2. A mechanically locked breech, like an AR15 or an M1 has a positive mechanical lock exactly like a bolt action that must be physically unlocked before the breech can open.

3. You can test either of these assertions by taking a cleaning rod and bearing down on the action. You can move the roller lock. You cannot move the mechanical lock unless you move the linkage first.
 
I don't think it does. The flutes reduce the amount of contact between the brass and the steel chamber and allow it to be extracted without tearing the case rim. The "gas floating" stuff is hype and BS. They use that to explain the black soot. The breech is really opening when there is high pressure, imho.

If you take the extractor out, the case will NOT still be stuck to the bolt face. As i have done this. If Southern Raider were wrong, then the bolt shold stay in contact with the case throughout the recoil and then possibly reclose on and chamber it provided their is not a magazine in the gun, and that it was fired strait upwards (to remove gravity from simply making the case fall off ofthe bolt face.) The fact that the carrier IS moving faster pulls the bolt face away from the case head for a moment when the extractor has been removed.

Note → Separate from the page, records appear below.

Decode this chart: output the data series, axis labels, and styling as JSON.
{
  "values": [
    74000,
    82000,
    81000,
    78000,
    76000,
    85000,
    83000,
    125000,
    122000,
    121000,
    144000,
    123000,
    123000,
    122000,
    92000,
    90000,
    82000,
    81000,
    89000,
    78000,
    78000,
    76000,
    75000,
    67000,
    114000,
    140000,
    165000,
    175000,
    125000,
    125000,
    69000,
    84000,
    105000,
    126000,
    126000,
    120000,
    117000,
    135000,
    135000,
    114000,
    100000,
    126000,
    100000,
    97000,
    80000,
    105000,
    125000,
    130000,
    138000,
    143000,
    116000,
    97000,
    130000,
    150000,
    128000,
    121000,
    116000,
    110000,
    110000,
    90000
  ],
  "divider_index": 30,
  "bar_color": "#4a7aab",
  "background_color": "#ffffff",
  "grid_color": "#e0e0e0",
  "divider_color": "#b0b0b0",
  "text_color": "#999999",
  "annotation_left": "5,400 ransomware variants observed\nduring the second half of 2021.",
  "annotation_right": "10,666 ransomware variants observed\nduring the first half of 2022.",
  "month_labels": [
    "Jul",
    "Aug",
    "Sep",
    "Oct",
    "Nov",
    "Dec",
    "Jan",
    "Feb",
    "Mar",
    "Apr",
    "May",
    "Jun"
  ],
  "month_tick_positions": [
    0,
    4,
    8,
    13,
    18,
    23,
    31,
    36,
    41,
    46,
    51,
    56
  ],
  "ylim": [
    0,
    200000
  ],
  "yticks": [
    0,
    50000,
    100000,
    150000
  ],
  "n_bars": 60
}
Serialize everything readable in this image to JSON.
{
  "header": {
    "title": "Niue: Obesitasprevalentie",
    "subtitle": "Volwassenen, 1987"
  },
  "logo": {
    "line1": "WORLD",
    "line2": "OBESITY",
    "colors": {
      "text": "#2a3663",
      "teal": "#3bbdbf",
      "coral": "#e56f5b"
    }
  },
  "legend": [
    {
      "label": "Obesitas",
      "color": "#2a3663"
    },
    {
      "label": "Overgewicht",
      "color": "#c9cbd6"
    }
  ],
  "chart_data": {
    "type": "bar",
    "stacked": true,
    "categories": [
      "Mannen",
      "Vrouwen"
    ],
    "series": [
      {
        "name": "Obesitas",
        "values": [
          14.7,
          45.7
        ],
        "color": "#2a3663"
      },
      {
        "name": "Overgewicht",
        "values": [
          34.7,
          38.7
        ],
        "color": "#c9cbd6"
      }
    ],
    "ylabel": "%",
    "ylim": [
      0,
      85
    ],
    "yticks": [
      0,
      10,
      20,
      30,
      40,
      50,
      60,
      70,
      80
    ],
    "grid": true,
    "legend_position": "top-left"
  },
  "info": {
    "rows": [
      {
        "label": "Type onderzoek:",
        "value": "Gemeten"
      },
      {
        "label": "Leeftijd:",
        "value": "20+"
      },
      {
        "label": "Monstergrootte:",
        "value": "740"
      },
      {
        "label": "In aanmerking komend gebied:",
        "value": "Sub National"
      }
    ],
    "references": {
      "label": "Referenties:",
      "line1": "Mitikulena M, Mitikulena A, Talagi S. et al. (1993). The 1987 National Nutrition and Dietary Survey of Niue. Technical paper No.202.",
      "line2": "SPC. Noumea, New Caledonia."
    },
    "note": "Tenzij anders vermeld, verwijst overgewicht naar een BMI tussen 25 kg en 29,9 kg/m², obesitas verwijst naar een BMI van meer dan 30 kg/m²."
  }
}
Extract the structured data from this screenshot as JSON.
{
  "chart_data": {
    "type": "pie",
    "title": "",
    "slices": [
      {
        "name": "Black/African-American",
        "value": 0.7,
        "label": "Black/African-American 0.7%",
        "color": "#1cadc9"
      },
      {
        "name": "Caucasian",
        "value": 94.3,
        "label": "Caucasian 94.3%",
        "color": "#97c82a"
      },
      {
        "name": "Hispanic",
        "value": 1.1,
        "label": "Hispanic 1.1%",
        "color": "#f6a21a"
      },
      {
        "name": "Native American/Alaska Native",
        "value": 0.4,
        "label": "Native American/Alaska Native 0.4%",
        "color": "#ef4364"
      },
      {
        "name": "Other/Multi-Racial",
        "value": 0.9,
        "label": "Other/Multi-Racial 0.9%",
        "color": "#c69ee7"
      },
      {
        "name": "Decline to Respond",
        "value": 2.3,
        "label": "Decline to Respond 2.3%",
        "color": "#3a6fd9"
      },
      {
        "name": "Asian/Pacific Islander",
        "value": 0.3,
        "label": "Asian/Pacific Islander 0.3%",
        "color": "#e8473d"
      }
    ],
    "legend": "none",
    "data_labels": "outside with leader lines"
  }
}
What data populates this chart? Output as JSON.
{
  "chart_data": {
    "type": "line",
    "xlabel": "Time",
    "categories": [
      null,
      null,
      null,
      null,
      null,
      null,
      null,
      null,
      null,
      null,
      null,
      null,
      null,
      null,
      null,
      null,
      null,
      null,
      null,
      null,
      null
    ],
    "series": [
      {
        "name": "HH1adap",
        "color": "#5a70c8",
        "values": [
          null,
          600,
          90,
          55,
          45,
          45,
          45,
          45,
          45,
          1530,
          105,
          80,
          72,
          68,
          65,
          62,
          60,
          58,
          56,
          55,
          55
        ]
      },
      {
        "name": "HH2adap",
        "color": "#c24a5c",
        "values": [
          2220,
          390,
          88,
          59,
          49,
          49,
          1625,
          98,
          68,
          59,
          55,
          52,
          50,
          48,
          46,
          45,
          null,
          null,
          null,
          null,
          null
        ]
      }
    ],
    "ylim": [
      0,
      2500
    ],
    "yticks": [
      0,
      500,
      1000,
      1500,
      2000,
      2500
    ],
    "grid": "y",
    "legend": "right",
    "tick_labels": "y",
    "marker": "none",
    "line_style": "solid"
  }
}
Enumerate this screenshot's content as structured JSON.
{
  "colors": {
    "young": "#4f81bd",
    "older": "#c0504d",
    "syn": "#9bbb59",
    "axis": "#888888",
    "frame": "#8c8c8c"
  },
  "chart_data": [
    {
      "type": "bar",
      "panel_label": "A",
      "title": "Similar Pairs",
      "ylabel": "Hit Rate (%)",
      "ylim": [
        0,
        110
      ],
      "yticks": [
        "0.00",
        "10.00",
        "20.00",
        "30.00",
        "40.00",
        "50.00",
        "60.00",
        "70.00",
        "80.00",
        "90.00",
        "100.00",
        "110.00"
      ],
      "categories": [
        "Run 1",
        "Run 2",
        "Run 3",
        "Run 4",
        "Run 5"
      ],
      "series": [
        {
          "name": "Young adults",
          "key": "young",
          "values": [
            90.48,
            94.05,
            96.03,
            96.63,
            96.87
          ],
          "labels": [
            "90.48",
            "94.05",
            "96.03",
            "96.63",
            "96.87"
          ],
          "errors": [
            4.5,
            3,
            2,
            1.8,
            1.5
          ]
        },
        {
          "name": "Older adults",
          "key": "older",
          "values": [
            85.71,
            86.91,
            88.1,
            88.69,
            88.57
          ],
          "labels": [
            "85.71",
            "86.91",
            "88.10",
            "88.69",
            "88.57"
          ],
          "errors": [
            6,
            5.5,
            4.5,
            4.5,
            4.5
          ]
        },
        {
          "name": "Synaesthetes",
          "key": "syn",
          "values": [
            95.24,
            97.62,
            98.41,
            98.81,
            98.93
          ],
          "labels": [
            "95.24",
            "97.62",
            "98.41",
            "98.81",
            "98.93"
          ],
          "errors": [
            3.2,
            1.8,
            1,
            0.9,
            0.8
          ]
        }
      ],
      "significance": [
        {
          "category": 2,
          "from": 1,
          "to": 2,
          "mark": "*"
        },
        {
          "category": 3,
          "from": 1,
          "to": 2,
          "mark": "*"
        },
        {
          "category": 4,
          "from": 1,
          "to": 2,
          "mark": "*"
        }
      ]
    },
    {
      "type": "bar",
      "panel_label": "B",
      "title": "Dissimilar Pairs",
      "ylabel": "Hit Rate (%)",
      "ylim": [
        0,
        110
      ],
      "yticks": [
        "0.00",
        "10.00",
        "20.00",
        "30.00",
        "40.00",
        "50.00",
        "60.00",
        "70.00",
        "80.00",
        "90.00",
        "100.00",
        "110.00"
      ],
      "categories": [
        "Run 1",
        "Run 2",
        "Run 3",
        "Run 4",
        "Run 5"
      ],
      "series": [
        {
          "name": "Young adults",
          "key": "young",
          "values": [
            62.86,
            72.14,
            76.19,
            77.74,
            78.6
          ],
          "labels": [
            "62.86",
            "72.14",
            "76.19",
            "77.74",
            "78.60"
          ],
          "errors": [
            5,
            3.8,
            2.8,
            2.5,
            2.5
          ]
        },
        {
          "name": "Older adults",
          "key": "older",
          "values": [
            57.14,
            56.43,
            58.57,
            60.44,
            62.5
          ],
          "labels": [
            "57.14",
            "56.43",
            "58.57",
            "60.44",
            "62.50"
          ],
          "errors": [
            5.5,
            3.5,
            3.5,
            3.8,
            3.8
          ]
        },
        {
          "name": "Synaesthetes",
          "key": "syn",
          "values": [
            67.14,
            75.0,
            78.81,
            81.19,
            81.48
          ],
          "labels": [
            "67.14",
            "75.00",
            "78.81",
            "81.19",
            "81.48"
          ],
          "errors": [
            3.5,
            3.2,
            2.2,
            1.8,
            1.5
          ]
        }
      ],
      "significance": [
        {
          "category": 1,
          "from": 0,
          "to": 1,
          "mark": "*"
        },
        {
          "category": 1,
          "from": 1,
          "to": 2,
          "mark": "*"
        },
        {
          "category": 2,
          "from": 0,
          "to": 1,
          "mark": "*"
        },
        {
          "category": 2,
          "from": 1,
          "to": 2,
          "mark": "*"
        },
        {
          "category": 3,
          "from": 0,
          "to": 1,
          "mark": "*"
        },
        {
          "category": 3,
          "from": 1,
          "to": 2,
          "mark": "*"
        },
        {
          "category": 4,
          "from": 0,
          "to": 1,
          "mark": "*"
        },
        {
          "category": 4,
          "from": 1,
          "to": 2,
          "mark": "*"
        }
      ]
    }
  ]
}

Long enough for the gas/wind pressure to disorent the case enough to "stovepipe" but not completely eject because it is not moving fast enough to stay with the bolt face, due to the fact that the rearward energy of the faster moving carrier was not transferred to the case via the extractor not being there.
 
The history of Auto Ordnance would have been different had JT Thompson et al known of chamber fluting. Combined with the Blish lock this could very well have put a select fire infantry arm into the hands of grunts as early as 1918.

Tearing brass in half is a phenomon of timing of the action. The fluting in the barrel does in fact float the case, leaving only the small section of brass near the fire ring to seal the chamber. The SVT40 also has fluting in the neck portion of that firearm to assist in extraction.
 
1. A roller locked breech (or nearly any retarded or delayed lock action) is not locked at all. It is force working against a mechanical disadvantage calculated to counteract the back thrust of the cartridge just enough to let the bullet exit before opening under dangerous pressure.
Most of that is true, but it implies that all roller locked breeches are blowbacks, whereas the MG 42 machine gun family do have genuine roller locking as part of a short-recoil system.
 
Most of that is true, but it implies that all roller locked breeches are blowbacks, whereas the MG 42 machine gun family do have genuine roller locking as part of a short-recoil system.
Yesterday 09:44 PM

100% true, Tony. Sorry. I meant of the HKxx type. The MG 42 has the short recoiling barrel and therefore the roller/seat geometry is different and provides a true mechanical lock.